DEAR ABBY: My wife and I have been married for 37 years. We have a fairly good marriage. However, when it comes to communication, there's a lot of room for improvement. I would very much like to get a second dog. I'm home alone all day because I am on disability; I have few friends, and my social life consists of the time and attention I give my dog, "Rascal," a standard schnauzer.
We can well afford another dog; we have a big enough home, a fenced-in yard -- all of the things necessary for responsible dog ownership. The problem is, if I mention the subject, my wife gets very angry and immediately dismisses the idea without any discussion.
We don't discuss issues in our home. If my wife gives her thumbs-up, then it's a go. If she gives a thumbs-down, it's no-go. I don't think there's any reason why her refusal to get another dog should trump my desire to get one. Ideally, we should be able to sit down over a meal and collegially discuss the issue and base the decision upon what we mutually agree upon.

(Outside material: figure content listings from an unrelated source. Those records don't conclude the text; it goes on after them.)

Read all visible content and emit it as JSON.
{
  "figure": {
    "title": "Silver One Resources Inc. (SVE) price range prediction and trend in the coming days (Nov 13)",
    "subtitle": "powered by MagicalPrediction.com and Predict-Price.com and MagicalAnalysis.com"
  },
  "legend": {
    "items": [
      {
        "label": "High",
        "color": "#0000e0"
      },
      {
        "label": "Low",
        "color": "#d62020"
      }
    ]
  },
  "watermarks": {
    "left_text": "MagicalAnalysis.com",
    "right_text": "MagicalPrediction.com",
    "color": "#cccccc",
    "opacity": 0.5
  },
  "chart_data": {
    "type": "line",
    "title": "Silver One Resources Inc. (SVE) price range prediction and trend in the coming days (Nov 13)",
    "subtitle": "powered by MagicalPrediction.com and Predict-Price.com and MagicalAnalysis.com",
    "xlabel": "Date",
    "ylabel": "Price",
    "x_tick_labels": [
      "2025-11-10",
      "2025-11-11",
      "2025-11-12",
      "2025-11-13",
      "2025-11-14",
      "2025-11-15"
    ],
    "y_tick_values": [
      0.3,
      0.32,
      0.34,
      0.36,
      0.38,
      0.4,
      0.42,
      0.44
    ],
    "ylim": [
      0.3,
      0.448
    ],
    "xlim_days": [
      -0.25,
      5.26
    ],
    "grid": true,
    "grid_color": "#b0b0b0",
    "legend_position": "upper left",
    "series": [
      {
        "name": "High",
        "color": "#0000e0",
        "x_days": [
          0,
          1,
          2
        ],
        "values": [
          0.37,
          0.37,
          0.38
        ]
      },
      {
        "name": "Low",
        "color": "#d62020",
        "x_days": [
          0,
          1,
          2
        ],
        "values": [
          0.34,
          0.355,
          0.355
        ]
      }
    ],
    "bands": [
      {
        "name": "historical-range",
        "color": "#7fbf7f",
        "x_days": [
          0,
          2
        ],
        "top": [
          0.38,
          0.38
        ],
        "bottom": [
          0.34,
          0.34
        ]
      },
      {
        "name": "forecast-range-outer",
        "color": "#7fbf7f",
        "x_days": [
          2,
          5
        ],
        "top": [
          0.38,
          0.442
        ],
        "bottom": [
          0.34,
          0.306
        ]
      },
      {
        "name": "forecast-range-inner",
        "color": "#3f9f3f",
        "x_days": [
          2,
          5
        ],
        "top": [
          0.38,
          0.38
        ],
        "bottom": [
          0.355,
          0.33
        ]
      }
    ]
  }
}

Unfortunately, no such scenario exists.
I would appreciate any help you could give me. I would very much like another dog because having them brings me much joy and needed company. I don't ask for much. I don't understand why this is an issue. -- LONELY FOR MORE IN OHIO
DEAR LONELY: Your problem is twofold. One is acquiring another dog. The other is the imbalance of power in your marriage. I agree that important decisions like this should be shared, but that's not how things work between you and your wife. In your household, she has taken on the role of "alpha dog."
Unless the two of you open enough lines of communication that you can be heard, nothing will change, and you will grow increasingly unhappy. If you can afford a licensed marriage and family therapist, make an appointment to talk with one about this and any other issues you and your wife can't agree on. And I hope you are aware that you do not need her permission to get a second dog, if you are the person who will ensure it gets the love and care it needs.